Ok so my idea is to connect 50 or so feet of thin-walled vinyl food grade tubing to a barb connected to a ball valve on my boil kettle (of course this would be connected after flame out and I would have insulation or something around the ball valve during boil). I would then coil the tubing around the outside of a corny keg and run the other end into a carboy. I would fill the corny with ice water and place the corny with tubing in a rubbermaid trash can. It would also be filled with ice water. Once everything is in place, open the ball valve and let 'er rip. I had also thought about drilling some small holes in a piece a rigid plastic tubing and placing it in the end of the of the vinyl tubing to introduce some oxygen as the wort exits the tubing. Does this sound like a stupid idea (not enough heat transfer/HSA/etc.)? Any input would be great appreciated.

The reason for this madness is I'm a cheap bastard and have most of the stuff around the house. Copper is still $$$$ and I'm interested to see if this works. :mug:
 
I think that is a bad idea. First of all, vinyl is not safe to use at 212 deg. F. Secondly, polymers in general have very poor heat transfer properties. Just stick your kettle into an ice bath if you can't get a chiller.
 
I have to agree. Don't reinvent the wheel man, keep it simple. If you can't get a chiller (or make one) right now, I would search no chill... there are a lot of folks that do this with out incident.
Even if the tubing would work with heat transfer, you ice would melt too quick increasing yout costs and effort. Aplus for thinking out side the box, just not a good idea
 
Take a look at this site (scroll to the bottom). Vinyl cannot exceed a temp of 80 Celsius. You'd end up with wort all over the place. Not a good idea.
 
I've considered using vinyl in a reverse manner. Instead of as a wort chiller, but in combination with a copper wort chiller and immerse the vinyl tubing in an ice bucket as a pre-chiller and connect it to the copper tubing. No worries about high temps, just low temps. Couldn't hurt. Just sayin.
 
Thanks guys, maybe I will look into a wort chiller after all and maybe use the vinyl tubing as a pre-chiller as mentioned above.
 
Even thin walled vinyl wouldn't transfer heat very well, so I'm not sure how useful it would be as a pre-chiller either.
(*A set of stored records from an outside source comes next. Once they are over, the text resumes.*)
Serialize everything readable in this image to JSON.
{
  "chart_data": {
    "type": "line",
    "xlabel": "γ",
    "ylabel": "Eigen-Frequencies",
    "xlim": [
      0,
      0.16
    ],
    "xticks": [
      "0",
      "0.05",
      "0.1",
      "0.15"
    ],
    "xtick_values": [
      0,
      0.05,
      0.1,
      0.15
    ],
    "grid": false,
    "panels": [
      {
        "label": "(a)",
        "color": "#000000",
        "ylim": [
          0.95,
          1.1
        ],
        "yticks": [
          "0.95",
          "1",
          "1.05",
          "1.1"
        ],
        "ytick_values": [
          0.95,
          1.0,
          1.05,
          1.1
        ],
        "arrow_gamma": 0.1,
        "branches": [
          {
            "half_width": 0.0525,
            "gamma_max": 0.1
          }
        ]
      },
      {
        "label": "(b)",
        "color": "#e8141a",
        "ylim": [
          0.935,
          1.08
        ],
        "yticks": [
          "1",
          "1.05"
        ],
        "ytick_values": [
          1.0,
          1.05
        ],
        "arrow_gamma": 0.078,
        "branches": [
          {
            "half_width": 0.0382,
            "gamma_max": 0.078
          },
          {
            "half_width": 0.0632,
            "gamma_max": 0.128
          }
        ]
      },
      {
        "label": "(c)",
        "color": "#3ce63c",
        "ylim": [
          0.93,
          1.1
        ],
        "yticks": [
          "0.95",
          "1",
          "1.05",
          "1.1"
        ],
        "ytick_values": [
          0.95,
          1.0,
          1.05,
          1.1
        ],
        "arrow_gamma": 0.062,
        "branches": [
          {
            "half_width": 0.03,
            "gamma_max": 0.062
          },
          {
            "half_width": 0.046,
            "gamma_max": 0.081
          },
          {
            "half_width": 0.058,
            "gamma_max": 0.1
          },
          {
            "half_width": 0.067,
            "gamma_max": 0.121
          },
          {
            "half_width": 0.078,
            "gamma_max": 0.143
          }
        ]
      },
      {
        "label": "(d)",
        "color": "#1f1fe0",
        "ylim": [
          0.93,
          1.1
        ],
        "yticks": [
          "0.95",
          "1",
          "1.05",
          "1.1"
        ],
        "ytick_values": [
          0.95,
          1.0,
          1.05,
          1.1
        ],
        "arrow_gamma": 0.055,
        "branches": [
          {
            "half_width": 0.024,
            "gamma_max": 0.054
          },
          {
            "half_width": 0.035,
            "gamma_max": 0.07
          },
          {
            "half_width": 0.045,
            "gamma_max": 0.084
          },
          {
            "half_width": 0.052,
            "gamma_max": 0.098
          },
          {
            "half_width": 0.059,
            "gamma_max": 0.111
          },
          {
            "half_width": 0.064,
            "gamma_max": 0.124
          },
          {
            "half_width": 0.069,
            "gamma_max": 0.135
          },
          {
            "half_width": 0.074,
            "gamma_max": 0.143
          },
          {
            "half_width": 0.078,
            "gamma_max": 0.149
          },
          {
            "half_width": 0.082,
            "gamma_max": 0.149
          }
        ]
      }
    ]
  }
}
Like he said, it can't hurt, but I got such poor performance out of a copper pre-chiller that it made me forgo the idea completely and simply pump ice water through my chiller.
 
Even thin walled vinyl wouldn't transfer heat very well, so I'm not sure how useful it would be as a pre-chiller either. Like he said, it can't hurt, but I got such poor performance out of a copper pre-chiller that it made me forgo the idea completely and simply pump ice water through my chiller.

+1 even the copper pre chillers really don't work well. A vinyl pre chiller would be worthless.

Pumping ice water through a copper chiller is very effective.